(Jamaica Observer) If you’re an investor on the stock market, chances are that you’ve witnessed increased volatility in the price of your stock over the past two years. That’s a result of economic factors, like interest rate hikes, inflation, and higher oil prices, which tend to have a significant impact on stock market performance.
Even on the international scene, the NASDAQ Composite Index — a global electronic marketplace for buying and selling securities — is already down 12.10 per cent since the start of the year compared to the same period in 2021 after struggling to stay in positive territory since the start of the novel coronavirus pandemic.
The Dow Jones Index — a price-weighted measurement of 30 prominent companies listed on stock exchanges in the United States — is also down for the same period at 6.73 per cent. Since the start of the year the main Jamaica Stock Exchange (JSE) Index is down 2.21 per cent.
Corporate manager for group client portfolios and investment strategies at JMMB, Daniel Thompson, told the Jamaica Observer that this is normal behaviour during time of economic, political, or even social turmoil – the equivalent of what investors would call a crisis.
“In times of crisis or uncertainty you generally see a fall-off in asset prices. As uncertainty prevails investors tend to move their money to safer assets, so it’s basically a de-risking of your portfolio until you have a clearer idea of what is happening,” said Thompson.
He explained that safer assets include “treasury bills, short-term assets, and in some more developed markets you’re looking at commodities or housing for low-risk investors”.
But he cautioned investors against panic, noting that “no market goes up or down forever, that’s the truth, that’s the nature of how markets operate”.

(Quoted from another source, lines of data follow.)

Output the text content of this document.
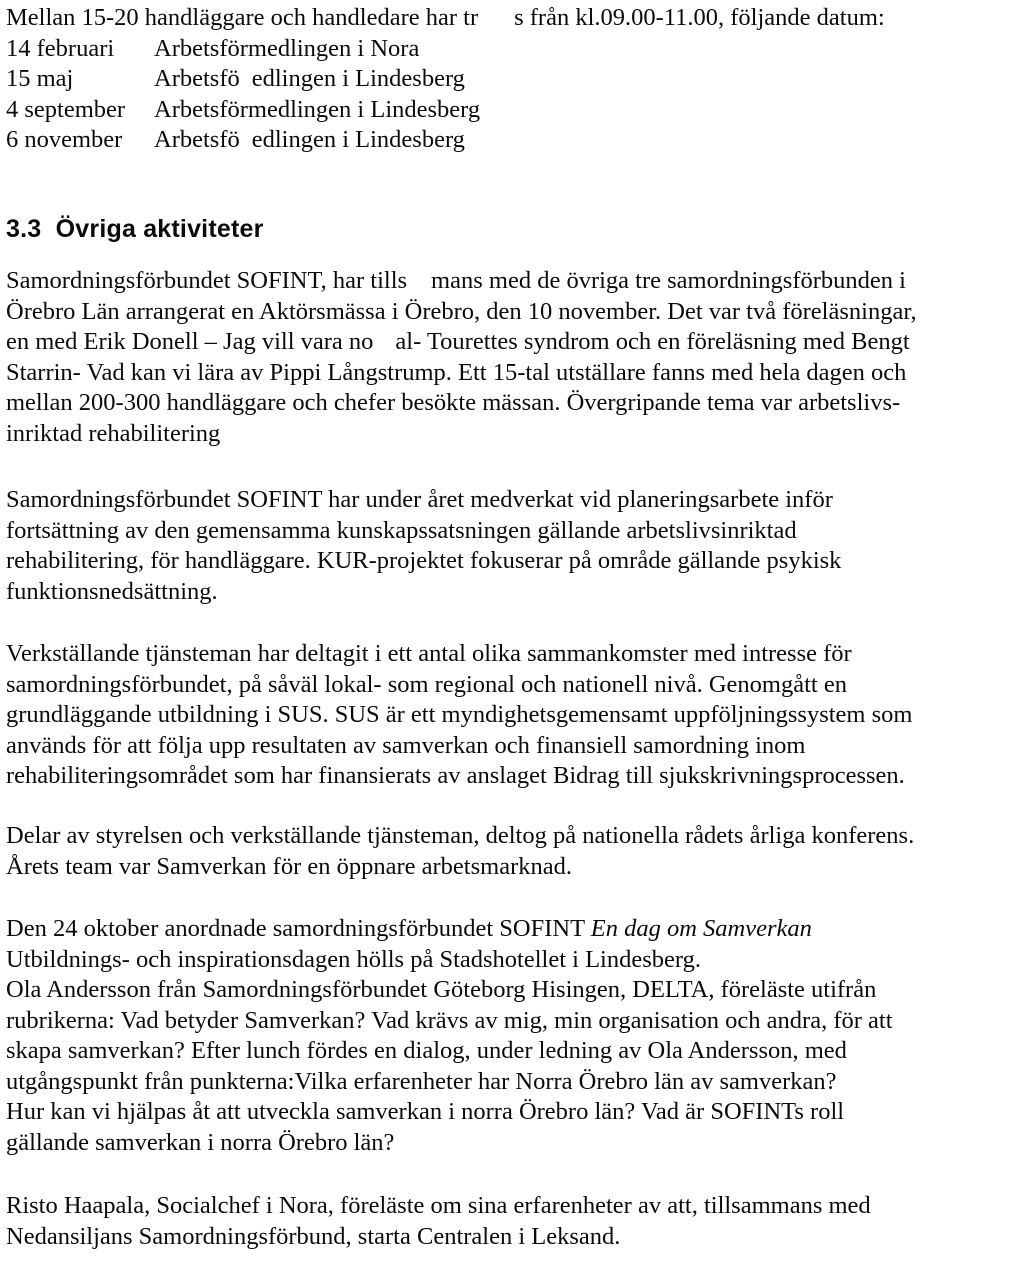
Mellan 15-20 handläggare och handledare har tr s från kl.09.00-11.00, följande datum:
14 februari Arbetsförmedlingen i Nora
15 maj	Arbetsfö edlingen i Lindesberg
4 september Arbetsförmedlingen i Lindesberg
6 november Arbetsfö edlingen i Lindesberg
3.3 Övriga aktiviteter
Samordningsförbundet SOFINT, har tills mans med de övriga tre samordningsförbunden i
Örebro Län arrangerat en Aktörsmässa i Örebro, den 10 november. Det var två föreläsningar,
en med Erik Donell – Jag vill vara no al- Tourettes syndrom och en föreläsning med Bengt
Starrin- Vad kan vi lära av Pippi Långstrump. Ett 15-tal utställare fanns med hela dagen och
mellan 200-300 handläggare och chefer besökte mässan. Övergripande tema var arbetslivs-
inriktad rehabilitering
Samordningsförbundet SOFINT har under året medverkat vid planeringsarbete inför
fortsättning av den gemensamma kunskapssatsningen gällande arbetslivsinriktad
rehabilitering, för handläggare. KUR-projektet fokuserar på område gällande psykisk
funktionsnedsättning.
Verkställande tjänsteman har deltagit i ett antal olika sammankomster med intresse för
samordningsförbundet, på såväl lokal- som regional och nationell nivå. Genomgått en
grundläggande utbildning i SUS. SUS är ett myndighetsgemensamt uppföljningssystem som
används för att följa upp resultaten av samverkan och finansiell samordning inom
rehabiliteringsområdet som har finansierats av anslaget Bidrag till sjukskrivningsprocessen.
Delar av styrelsen och verkställande tjänsteman, deltog på nationella rådets årliga konferens.
Årets team var Samverkan för en öppnare arbetsmarknad.
Den 24 oktober anordnade samordningsförbundet SOFINT En dag om Samverkan
Utbildnings- och inspirationsdagen hölls på Stadshotellet i Lindesberg.
Ola Andersson från Samordningsförbundet Göteborg Hisingen, DELTA, föreläste utifrån
rubrikerna: Vad betyder Samverkan? Vad krävs av mig, min organisation och andra, för att
skapa samverkan? Efter lunch fördes en dialog, under ledning av Ola Andersson, med
utgångspunkt från punkterna:Vilka erfarenheter har Norra Örebro län av samverkan?
Hur kan vi hjälpas åt att utveckla samverkan i norra Örebro län? Vad är SOFINTs roll
gällande samverkan i norra Örebro län?
Risto Haapala, Socialchef i Nora, föreläste om sina erfarenheter av att, tillsammans med
Nedansiljans Samordningsförbund, starta Centralen i Leksand.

With that said, he advised that there are certain strategies investors should apply to ensure they are protected in the event of catastrophe.
“In any time you’re supposed to always take a diversified approach to investing, there’s a place for every asset class in most portfolios. How much of the asset in relation to the portfolio make-up is a function of what your overall investment objectives are. In a time like this you really need to go back to the core reason as to why you’re investing and ask what [your] investment goals are,” Thompson stated.
But he noted that risky assets isn’t necessarily a bad thing. He stressed that it all depends on the investor’s risk appetite and investment objectives.
“That is not to say that there is not a place for risky assets; you just have to ensure that it fits your overall investment objective.”
In the meantime, Thompson highlighted that this isn’t the first time the stock market has been hit by crisis-like events, noting that the market always recovers. He pointed to the 2008 financial crisis, the tech bubble of 1995, the housing sector crisis, and world wars one and two, outlining that the stock market usually rebounds from crisis.
“It suits investors not to treat it like it’s the end of the world, what a crisis says is be cautious and stick to the fundamentals of why you’re investing.”
In terms of recovery outlook, Thompson admitted, “It’s generally quite challenging to determine exactly when the market will recover until you have recovered. They are oftentimes setbacks,” he said.
But he further advised that, “You can judge the posture of key variables, you can look at the actions that central banks and government are taking and that will give you an idea as to what they are trying to accomplish.”
Nevertheless, he admitted that things have already started to pick up pace in the local market.
“We are seeing signs of more activity in the market. We have seen three IPO’s [initial price offering] since the start of the year and within the space of two months. That is an indication that investors are a little more optimistic about the market going forward and companies have more confidence in their ability to raise funds in the capital markets, which is another sign that we’re getting close to business as usual.”
However, he cautioned investors against overreacting, noting that we are not out the woods as yet.
“Going into a crisis there’s the tendency of overreacting and coming out of a crisis there’s the same tendency of overreacting, that’s something that we need to be cognisant of. Yes, things are looking a little bit more positive this year than it was last year, but we are not completely out of the woods yet, we are not seeing where everything is back to normal 100 per cent.”
He highlighted that, although many companies are reporting higher results this year, it doesn’t mean that every company is a good buy. He explained that the results are against the backdrop of two years when economic activity was subdued and company performance dipped.
In short, comparatively, some firms are still not doing as good as or better than they were in pre-pandemic times. Notwithstanding, he said the positive results being reported is good news and a signal that the recovery has started.